Geraniums, with their attractive flowers and wide range of sizes and colors, have been popular with home gardeners for over 300 years, according to the Colorado State University Extension’s website. These beautiful flowers come in all shades save blue or yellow, and range in form from trailing plants to upright, bushy flowers with scented foliage. All types of geraniums can suffer from problems that cause spotting on the leaves.
Xanthomonas campestris pv. Pelargonii and Pseudomonas erodii are bacteria that cause spots to develop on the leaves of geraniums. These little bacteria with the long names are often grouped together and called bacterial blight. Tiny spots develop on the leaves, which gradually get larger as the leaf turns yellow, then brown. Eventually, the leaves drop off and the stems of the plant rot. Pluck off infected leaves to stop the spread of the disease. If the entire plant is infected, it will die. In that case, remove it from other, nearby plants so the disease doesn’t spread. Prevent bacterial blight by watering at the soil level and letting air circulate around your geraniums.
Fungi can also cause leaf spots on geraniums. The spores spread on water and infect the leaves when water is allowed to sit on the foliage. Symptoms include orange or brown spots on the leaves. Yellow leaves are indicative of a serious infection and should be removed from the plant. One fungus that causes leaf spot is Puccinia pelargonii-zonalis. This spores of this fungus are bright orange, so it is also often called leaf rust. As with bacterial leaf spots, water at the soil level, avoiding wetting the foliage and give the plant plenty of room and sunlight. Spraying the plants with a fungicide can help prevent fungal disease as well.

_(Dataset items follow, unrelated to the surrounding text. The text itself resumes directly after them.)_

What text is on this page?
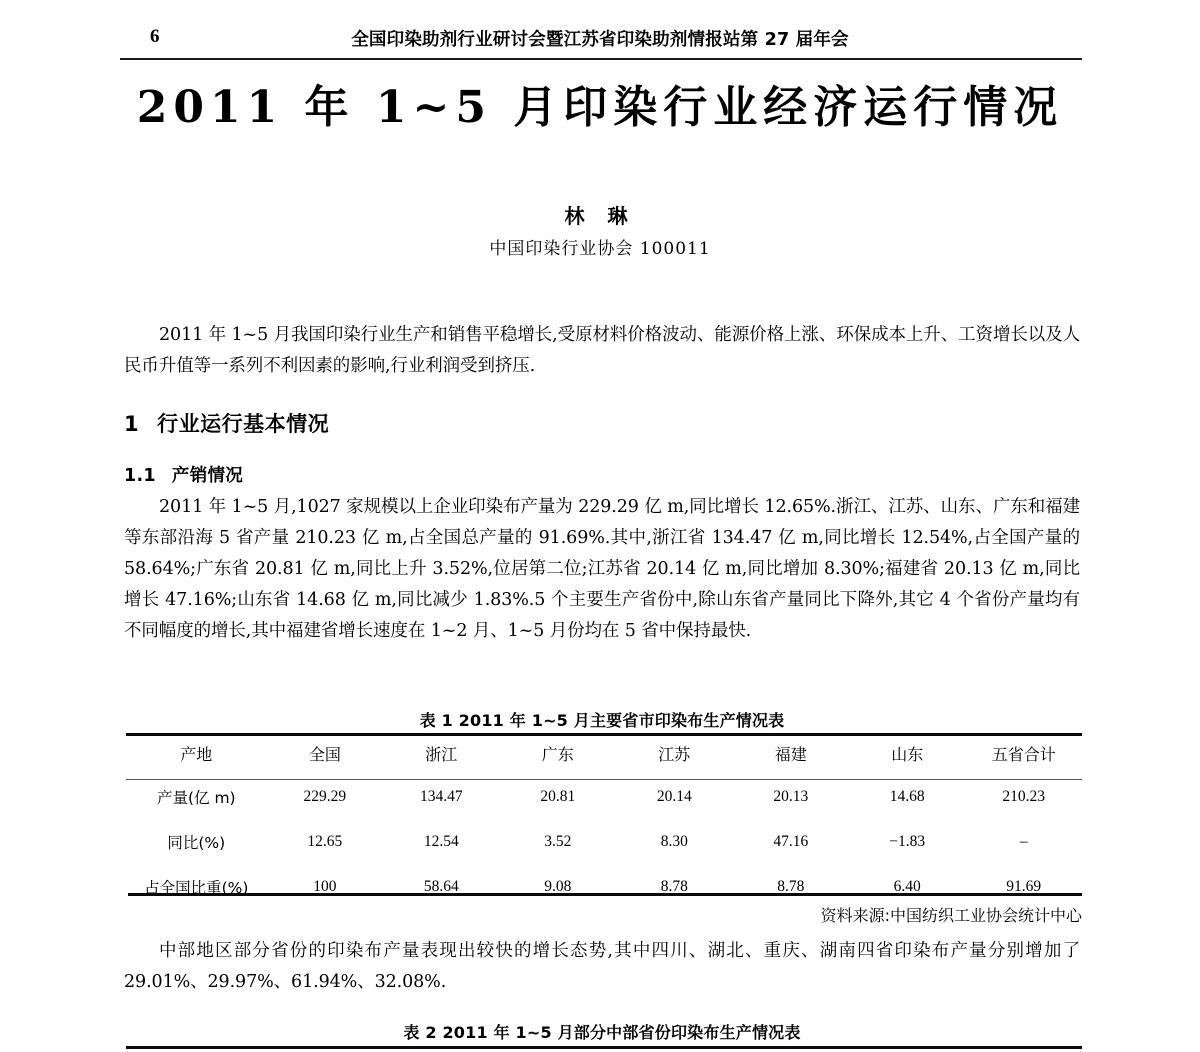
6	全国印染助剂行业研讨会暨江苏省印染助剂情报站第 27 届年会
2011 年 1~5 月印染行业经济运行情况
林 琳
中国印染行业协会 100011
2011 年 1~5 月我国印染行业生产和销售平稳增长,受原材料价格波动、能源价格上涨、环保成本上升、工资增长以及人民币升值等一系列不利因素的影响,行业利润受到挤压.
1 行业运行基本情况
1.1 产销情况
2011 年 1~5 月,1027 家规模以上企业印染布产量为 229.29 亿 m,同比增长 12.65%.浙江、江苏、山东、广东和福建等东部沿海 5 省产量 210.23 亿 m,占全国总产量的 91.69%.其中,浙江省 134.47 亿 m,同比增长 12.54%,占全国产量的 58.64%;广东省 20.81 亿 m,同比上升 3.52%,位居第二位;江苏省 20.14 亿 m,同比增加 8.30%;福建省 20.13 亿 m,同比增长 47.16%;山东省 14.68 亿 m,同比减少 1.83%.5 个主要生产省份中,除山东省产量同比下降外,其它 4 个省份产量均有不同幅度的增长,其中福建省增长速度在 1~2 月、1~5 月份均在 5 省中保持最快.
表 1 2011 年 1~5 月主要省市印染布生产情况表
产地	全国	浙江	广东	江苏	福建	山东	五省合计
产量(亿 m)	229.29	134.47	20.81	20.14	20.13	14.68	210.23
同比(%)	12.65	12.54	3.52	8.30	47.16	−1.83	–
占全国比重(%)	100	58.64	9.08	8.78	8.78	6.40	91.69
资料来源:中国纺织工业协会统计中心
中部地区部分省份的印染布产量表现出较快的增长态势,其中四川、湖北、重庆、湖南四省印染布产量分别增加了 29.01%、29.97%、61.94%、32.08%.
表 2 2011 年 1~5 月部分中部省份印染布生产情况表
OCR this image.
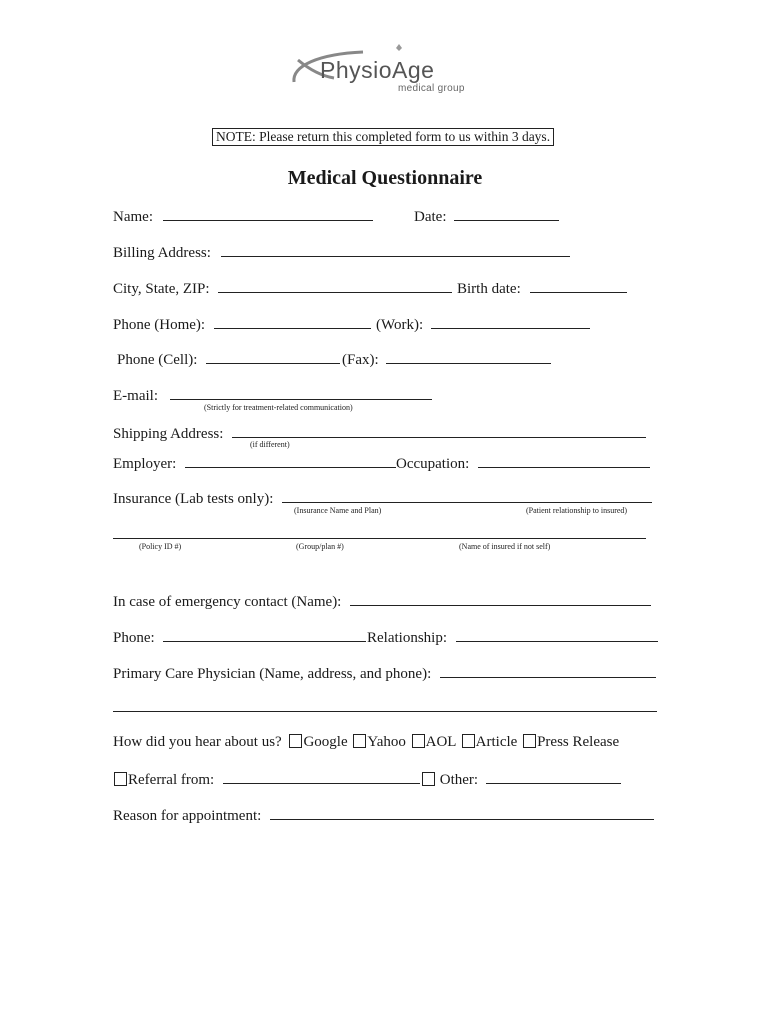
PhysioAge
medical group
NOTE: Please return this completed form to us within 3 days.
Medical Questionnaire
Name:	Date:
Billing Address:
City, State, ZIP:	Birth date:
Phone (Home):	(Work):
Phone (Cell):	(Fax):
E-mail:
(Strictly for treatment-related communication)
Shipping Address:
(if different)
Employer:	Occupation:
Insurance (Lab tests only):
(Insurance Name and Plan)	(Patient relationship to insured)
(Policy ID #)	(Group/plan #)	(Name of insured if not self)
In case of emergency contact (Name):
Phone:	Relationship:
Primary Care Physician (Name, address, and phone):
How did you hear about us? Google Yahoo AOL Article Press Release
Referral from:	Other:
Reason for appointment:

Two viruses that cause yellowing and spotting of geranium foliage are tomato spotted wilt and impatiens necrotic spot. These viruses spread on insects — especially thrips — or tainted gardening tools. Some plants are even infected when they are brought home from the garden center. Only buy healthy-looking geraniums, and use insecticide to control bugs on your plants. Throw out infected plants and disinfect — dip in bleach — any tools used on infected plants before using them on other plants.
Freezing weather can damage the leaves, causing them to turn yellow and develop spots. These should be removed from the plant. Oedema also causes wet, greasy-looking spots to arise on geranium leaves; usually on the underside. This is caused by over-watering and can be remedied by waiting until the top layer of soil is dry to the touch before watering again. Oedema is not fatal to the plant.